I recently went to a critique class run by a longtime writer friend. I’d written a story years ago and tweaked and tweaked it, but no editor will bite. Hmm.
The instructor held up my pages and asked the rest of us what we saw. The answer: white space. Too much, apparently.
Busy editors, she said, will sometimes glance at the structure of the text on the page before even reading a word. If too many paragraphs breaks show a jagged edge with lines of white between, they may not bother to begin reading. Why? They assume there’s not enough description, that the text doesn’t dig deep enough into the protagonist’s head.
You know what? She was absolutely right. It was a revelation. I hadn’t gone into the protagonist’s thoughts, and because of that, the story was being misjudged for another reason: the first few pages read like crime fiction when it wasn’t meant to.
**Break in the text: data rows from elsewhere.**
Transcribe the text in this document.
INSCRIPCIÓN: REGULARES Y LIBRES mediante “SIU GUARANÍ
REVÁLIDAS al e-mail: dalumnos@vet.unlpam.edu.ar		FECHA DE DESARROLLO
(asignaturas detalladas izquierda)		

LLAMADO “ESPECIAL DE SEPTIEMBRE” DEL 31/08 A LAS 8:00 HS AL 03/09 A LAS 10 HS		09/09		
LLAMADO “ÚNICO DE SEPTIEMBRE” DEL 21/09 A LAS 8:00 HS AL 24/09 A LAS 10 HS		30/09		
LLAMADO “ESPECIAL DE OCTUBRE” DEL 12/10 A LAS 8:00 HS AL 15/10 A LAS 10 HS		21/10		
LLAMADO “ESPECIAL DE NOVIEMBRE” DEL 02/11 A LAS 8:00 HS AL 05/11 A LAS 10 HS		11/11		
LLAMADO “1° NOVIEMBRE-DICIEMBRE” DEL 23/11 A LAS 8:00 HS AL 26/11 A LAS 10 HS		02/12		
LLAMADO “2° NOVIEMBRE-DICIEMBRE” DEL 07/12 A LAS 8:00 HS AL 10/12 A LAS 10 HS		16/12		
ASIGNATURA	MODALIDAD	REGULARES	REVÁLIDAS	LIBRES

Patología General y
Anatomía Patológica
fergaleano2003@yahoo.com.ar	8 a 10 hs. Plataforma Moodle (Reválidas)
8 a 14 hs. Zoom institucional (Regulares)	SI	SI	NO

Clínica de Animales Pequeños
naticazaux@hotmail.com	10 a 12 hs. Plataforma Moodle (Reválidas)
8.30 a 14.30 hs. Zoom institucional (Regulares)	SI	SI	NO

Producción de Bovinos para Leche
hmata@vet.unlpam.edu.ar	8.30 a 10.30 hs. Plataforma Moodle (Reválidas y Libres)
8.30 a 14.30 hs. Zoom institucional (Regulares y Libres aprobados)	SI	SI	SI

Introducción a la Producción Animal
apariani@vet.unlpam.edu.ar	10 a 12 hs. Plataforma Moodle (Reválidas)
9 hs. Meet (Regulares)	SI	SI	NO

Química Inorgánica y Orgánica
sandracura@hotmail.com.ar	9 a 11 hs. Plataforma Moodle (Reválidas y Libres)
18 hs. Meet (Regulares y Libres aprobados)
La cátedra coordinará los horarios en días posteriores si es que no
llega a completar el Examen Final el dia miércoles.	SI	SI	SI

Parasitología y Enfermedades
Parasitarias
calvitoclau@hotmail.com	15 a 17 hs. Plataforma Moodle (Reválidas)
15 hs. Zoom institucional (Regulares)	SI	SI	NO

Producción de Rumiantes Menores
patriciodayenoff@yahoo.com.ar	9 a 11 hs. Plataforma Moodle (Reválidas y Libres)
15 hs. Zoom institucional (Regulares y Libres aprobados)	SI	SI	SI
Yes, it included a murder and a prostitute, but I’d intended it to be a literary story along the lines of Charles D’Ambrosio. (If you’ve never read him, stop what you’re doing and read The Dead Fish Museum. Incredible stories.)
This story was a bit dialogue-heavy, though the instructor said it worked in this instance because it drove the story forward. Still, I need to go back and intersperse some emotional layers in between. Hopefully then it will appear meaty enough for editors to actually read it.